Arraché subitement à mon environnement empli de fraîcheur, ma tranquillité prend à nouveau fin. Le même rituel, encore et encore, je le sais, va recommencer jusqu’à plus soif. Et dans les heures qui suivent, je subirai leurs desideratas inlassablement, jusqu’au bout de la nuit.

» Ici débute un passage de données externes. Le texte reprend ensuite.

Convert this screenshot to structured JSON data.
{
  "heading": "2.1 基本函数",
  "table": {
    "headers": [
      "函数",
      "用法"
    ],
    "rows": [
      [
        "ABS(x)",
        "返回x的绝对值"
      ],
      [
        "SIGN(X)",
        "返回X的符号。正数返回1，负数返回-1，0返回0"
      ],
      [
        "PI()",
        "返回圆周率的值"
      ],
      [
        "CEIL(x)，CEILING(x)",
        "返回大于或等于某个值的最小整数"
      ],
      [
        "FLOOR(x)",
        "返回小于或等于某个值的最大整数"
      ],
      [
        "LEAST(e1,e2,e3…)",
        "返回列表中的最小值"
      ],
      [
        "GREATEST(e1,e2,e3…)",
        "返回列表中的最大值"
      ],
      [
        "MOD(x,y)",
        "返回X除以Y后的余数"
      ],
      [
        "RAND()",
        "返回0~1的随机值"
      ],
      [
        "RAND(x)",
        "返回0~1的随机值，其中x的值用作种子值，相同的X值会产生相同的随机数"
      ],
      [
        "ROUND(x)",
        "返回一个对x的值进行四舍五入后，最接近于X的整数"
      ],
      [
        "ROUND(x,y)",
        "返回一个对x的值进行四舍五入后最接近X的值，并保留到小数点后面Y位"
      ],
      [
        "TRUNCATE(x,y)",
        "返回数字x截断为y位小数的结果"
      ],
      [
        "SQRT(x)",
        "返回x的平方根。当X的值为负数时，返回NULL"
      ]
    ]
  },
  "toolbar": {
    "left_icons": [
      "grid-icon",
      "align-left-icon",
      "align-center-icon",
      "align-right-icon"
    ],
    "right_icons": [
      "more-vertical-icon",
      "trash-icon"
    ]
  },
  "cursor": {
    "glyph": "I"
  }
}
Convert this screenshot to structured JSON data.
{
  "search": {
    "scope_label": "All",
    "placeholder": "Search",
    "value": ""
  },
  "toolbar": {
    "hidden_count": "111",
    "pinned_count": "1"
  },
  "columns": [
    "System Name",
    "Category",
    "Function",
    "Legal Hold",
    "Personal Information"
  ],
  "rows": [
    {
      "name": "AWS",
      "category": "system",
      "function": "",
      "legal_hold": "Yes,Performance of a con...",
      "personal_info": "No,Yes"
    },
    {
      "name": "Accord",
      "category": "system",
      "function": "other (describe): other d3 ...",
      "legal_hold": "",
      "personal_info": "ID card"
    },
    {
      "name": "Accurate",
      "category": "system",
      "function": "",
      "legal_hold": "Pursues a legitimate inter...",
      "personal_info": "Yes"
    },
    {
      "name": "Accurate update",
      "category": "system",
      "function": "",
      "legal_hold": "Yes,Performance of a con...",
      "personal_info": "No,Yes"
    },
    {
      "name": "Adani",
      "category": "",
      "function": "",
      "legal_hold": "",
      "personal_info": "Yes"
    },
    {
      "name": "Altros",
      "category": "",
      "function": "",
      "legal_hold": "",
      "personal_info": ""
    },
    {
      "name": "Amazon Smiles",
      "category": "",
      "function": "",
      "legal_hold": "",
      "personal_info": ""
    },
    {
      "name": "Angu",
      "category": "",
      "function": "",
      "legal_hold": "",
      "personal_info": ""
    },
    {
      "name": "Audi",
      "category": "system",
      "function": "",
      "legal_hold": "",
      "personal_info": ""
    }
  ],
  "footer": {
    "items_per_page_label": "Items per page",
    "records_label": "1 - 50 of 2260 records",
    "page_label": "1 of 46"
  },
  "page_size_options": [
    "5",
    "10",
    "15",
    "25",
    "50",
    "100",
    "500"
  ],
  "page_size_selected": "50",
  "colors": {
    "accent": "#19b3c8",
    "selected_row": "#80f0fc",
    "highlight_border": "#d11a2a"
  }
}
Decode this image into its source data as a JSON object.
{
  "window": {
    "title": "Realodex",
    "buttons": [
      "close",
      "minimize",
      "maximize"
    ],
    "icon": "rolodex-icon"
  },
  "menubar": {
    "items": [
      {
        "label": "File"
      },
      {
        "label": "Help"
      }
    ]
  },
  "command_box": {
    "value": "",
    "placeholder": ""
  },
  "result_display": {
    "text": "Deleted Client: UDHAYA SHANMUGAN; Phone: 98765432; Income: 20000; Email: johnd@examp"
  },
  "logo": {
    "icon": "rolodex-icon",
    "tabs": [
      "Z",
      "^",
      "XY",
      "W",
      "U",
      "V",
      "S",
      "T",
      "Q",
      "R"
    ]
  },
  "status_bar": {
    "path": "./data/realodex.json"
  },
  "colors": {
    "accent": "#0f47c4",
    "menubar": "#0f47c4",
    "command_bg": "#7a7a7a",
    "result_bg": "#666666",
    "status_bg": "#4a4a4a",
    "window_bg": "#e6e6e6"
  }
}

Voilà, je vous l’avais dit, les hostilités ont recommencé ! De leurs mains plus ou moins propres, ils me tripotent, me font glisser entre leurs doigts impatients, sans la moindre considération. Cul par-dessus tête, je garde l’esprit clair, y parviens tant bien que mal puis me laisse aller. Me ressaisir, contrôler la situation. Oui, il le faut ! Difficile pourtant lorsqu’on baigne parmi ses congénères dans un alcool plus ou moins douteux. Mais, je dois encore résister. Je ne peux finir ainsi, dans de pauvres tord-boyaux. Je vaux bien mieux que ça ! Lutter contre les effluves qui m’absorbent inexorablement. C’est là ma seule planche de salut. Je continue mon combat pour la vie et garde la tête hors des émanations alcoolisées. Mais un faux pas et je bois la tasse. Pris de panique, je me sens rétrécir. Non, je ne veux pas mourir ! Je les entends. Je les sens. Ils sont si près. Leurs bouches me sucent. Elles m’engloutissent et m’aspirent. De leurs langues râpeuses, ils me tournent et retournent dans tous les sens. C’est infernal. Je n’en peux plus ! C’est le trou noir. Happé par les flots, j’entends les dernières élucubrations de mes hôtes imbibés jusqu’à la mœlle. Je tente un ultime sursaut. En vain. Je fonds dans l’indifférence générale.
Le rideau est tiré. La fête est finie. Tous sont partis dessouler. La maison est vide. Le calme est revenu. Mes propriétaires, Jen et Phil sont vannés. Après avoir refermé le lave-vaisselle, Jen effectue un dernier geste et laisse couler l’eau fraîche du robinet de la cuisine. Elle me replace délicatement dans mon compartiment et referme la porte du congélateur.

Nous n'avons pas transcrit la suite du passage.